Writing Lisp

2019-12-02

This post is an introduction to programming in Clojure, a Lisp dialect, including how to code and how to think about coding.


Recap

Earlier, we explored what Lisp is, some of its core elements, its origins, and its impacts on the computer science community. You also got a little sneak peek of what Lisp code looks like and how to write some. Hopefully you took advantage of the interactive code samples and played around with them to see what would happen. Now we will delve further into writing Lisp code and how that may differ from languages you've experienced in the past (not only in the syntax of course, but also in the paradigm and common idioms).

So let's begin!

Note: This tutorial focuses on Clojure, which has some particular nuances separate from other Lisps, but many of the principles remain the same.

Hello World

Any language tutorial worth its salt begins with a Hello World example, a tradition dating back to The C Programming Language. So we're going to begin with just that.

(println "Hello, world!")

You saw something very similar in the last post, but here we'll dissect it more thoroughly, piece by piece.

We begin with (, the opening parenthesis. This denotes the start of a list literal. The end is denoted by a matching ) All of the terms between the parenthesis – including any nested lists, which we don't have here but will later – are elements in the list we've denoted.

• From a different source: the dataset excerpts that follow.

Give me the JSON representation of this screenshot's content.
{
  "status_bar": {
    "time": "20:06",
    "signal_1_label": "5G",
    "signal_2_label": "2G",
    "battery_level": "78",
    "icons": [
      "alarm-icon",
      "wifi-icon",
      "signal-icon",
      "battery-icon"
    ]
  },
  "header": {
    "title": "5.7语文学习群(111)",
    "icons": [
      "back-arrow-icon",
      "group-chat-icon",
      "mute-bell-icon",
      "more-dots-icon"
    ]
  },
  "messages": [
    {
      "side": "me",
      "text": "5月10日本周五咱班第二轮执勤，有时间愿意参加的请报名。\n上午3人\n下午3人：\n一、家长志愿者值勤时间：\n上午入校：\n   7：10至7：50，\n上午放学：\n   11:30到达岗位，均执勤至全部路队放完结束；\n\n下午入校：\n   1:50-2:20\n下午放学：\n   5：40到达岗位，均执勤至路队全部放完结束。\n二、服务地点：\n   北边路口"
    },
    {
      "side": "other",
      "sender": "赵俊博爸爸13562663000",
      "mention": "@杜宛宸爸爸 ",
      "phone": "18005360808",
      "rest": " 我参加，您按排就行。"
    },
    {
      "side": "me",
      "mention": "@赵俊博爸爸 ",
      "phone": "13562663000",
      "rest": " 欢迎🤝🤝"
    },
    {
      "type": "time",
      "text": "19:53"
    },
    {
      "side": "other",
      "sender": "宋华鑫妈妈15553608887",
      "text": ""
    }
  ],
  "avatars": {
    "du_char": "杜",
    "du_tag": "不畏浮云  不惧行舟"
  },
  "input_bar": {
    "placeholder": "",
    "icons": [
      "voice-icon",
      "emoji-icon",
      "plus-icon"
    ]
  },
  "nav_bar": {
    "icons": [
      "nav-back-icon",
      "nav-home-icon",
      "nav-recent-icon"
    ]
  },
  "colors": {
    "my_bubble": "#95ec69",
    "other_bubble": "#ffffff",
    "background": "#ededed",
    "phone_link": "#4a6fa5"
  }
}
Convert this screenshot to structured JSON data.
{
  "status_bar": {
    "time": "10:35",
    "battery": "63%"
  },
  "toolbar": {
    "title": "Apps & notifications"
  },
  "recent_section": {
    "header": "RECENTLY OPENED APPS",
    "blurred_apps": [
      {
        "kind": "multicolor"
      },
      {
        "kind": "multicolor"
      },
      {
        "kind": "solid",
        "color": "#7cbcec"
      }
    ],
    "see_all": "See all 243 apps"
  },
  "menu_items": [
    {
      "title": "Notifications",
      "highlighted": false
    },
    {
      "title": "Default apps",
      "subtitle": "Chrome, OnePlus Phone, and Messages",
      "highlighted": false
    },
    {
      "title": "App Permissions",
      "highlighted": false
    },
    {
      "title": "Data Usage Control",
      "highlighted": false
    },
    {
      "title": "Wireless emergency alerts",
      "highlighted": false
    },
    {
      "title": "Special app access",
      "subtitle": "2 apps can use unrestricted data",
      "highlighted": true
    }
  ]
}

Inspecting the list, we see that it begins with the name (or symbol in Clojure) println. These names are similar to variable names in other languages, but we shy away from making anything actually variable in Lisp; in other words, most things are immutable and don't change their value. The next, and last, element in the list is just the string "Hello, world!". That's our entire list.

It's pretty boring on its own. The magic happens when we evaluate it.

Lisp works by evaluating forms, which are essentially just values. Some refer to forms as "valid code". Forms include strings, integers, lists, and so on. When evaluating lists, a recursive strategy is used – evaluate each of its elements, then evaluate it as a whole.

The first element to evaluate is the symbol println. Symbols are evaluated by resolving them, or finding the value to which they are associated (just as variables are associated with values). When the Clojure runtime performs a lookup on println, it discovers a function in the Clojure standard library. Excellent!

The second element is very easy to evaluate. Many things simply evaluate to themselves, completely unchanged. Strings are one of them, so we simply get back "Hello, world!" post-evaluation.

Great! We have a function and we have a string. Now what?

We evaluate the list as a whole of course! This is done by taking the first element (well, the result of evaluating it anyway) and applying it as a function to the remaining elements (again, their evaluated forms). We apply the function we retrieved earlier from println to "Hello, world!". A whole bunch of magic (that I could write pages upon pages upon pages about) happens inside the println function that displays the input text and then returns nil.

Whod've thought that something as elementary as Hello World could be so complicated? There are a lot of moving parts to it, so reread the section if you have to of course. The evaluation strategy described above proves indispensible to the majority of Lisp's functionality.

Definitions

Running computations is great, but what good are they if you can't store them? Well we'll get into that now!

To associate a name (a symbol) to some value, you would write code such as the following

(def foo 1)
(def bar (+ 1 2 3))
(println foo bar)

def simply defines a new symbol-to-value association. The value can then be referenced later by using the bound name.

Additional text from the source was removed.